Mitchell Jessen and Associates
Mitchell Jessen and Associates is a consulting company founded in 2005, by psychologists James Mitchell and John "Bruce" Jessen with offices in Spokane and Virginia.[1]
On December 9, 2014 the United States Senate Select Committee on Intelligence released a report confirming the use of torture and SERE tactics in interrogations.[2] The contractors that developed the "enhanced interrogation techniques" received US$81 million for their services, out of an original contract worth more than US$180 million. NBC News identified the contractors, who were referred to in the report via pseudonyms, as Mitchell, Jessen & Associates from Spokane, Washington, which was run by two psychologists, John "Bruce" Jessen and James Mitchell.
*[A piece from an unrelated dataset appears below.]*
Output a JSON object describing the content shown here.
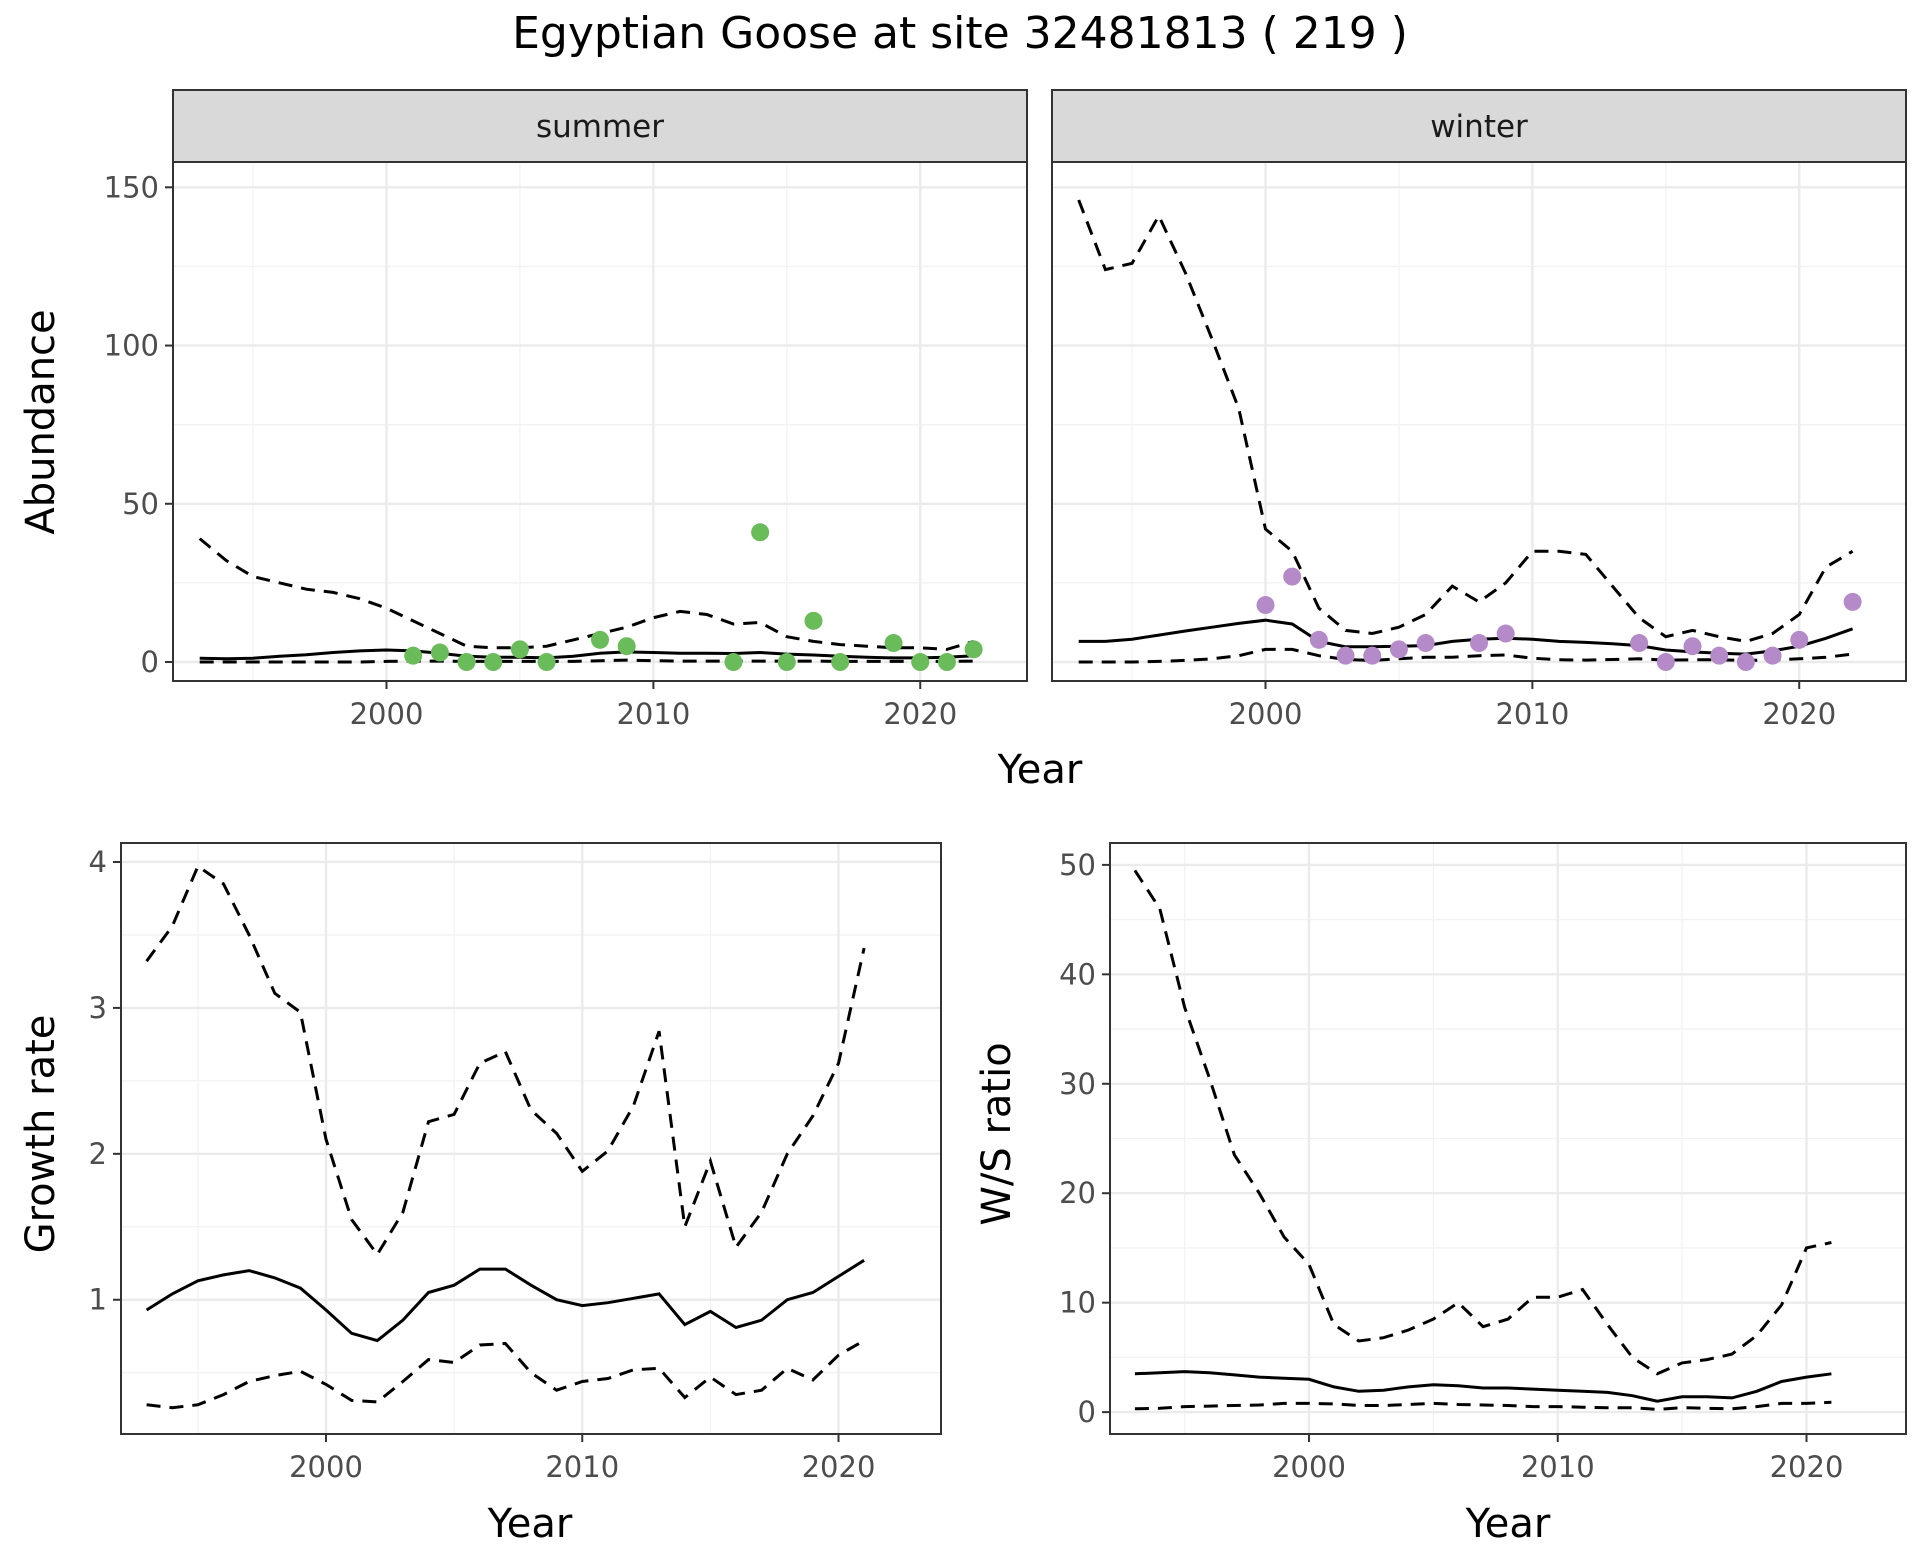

The report states that the contractor "developed the list of enhanced interrogation techniques and personally conducted interrogations of some of the CIA's most significant detainees using those techniques. The contractors also evaluated whether the detainees' psychological state allowed for continued use of the techniques, even for some detainees they themselves were interrogating or had interrogated." Mitchell, Jessen & Associates developed a "menu" of 20 enhanced techniques including waterboarding, sleep deprivation and stress positions. The CIA acting general counsel, described in his book Company Man, that the enhanced techniques were "sadistic and terrifying."[3]
References
- ↑ The Story of Mitchell Jessen & Associates: How a Team of Psychologists in Spokane, WA, Helped Develop the CIA’s Torture Techniques, DemocracyNow, April 21, 2009
- ↑ United States Senate Select Committee on Intelligence. "The Senate Committee’s Report on the C.I.A.’s Use of Torture" December 9, 2014.
- ↑ Windrem, Robert. "CIA Paid Torture Teachers More Than $80 Million". Archived from the original on 9 December 2014. Retrieved 9 December 2014.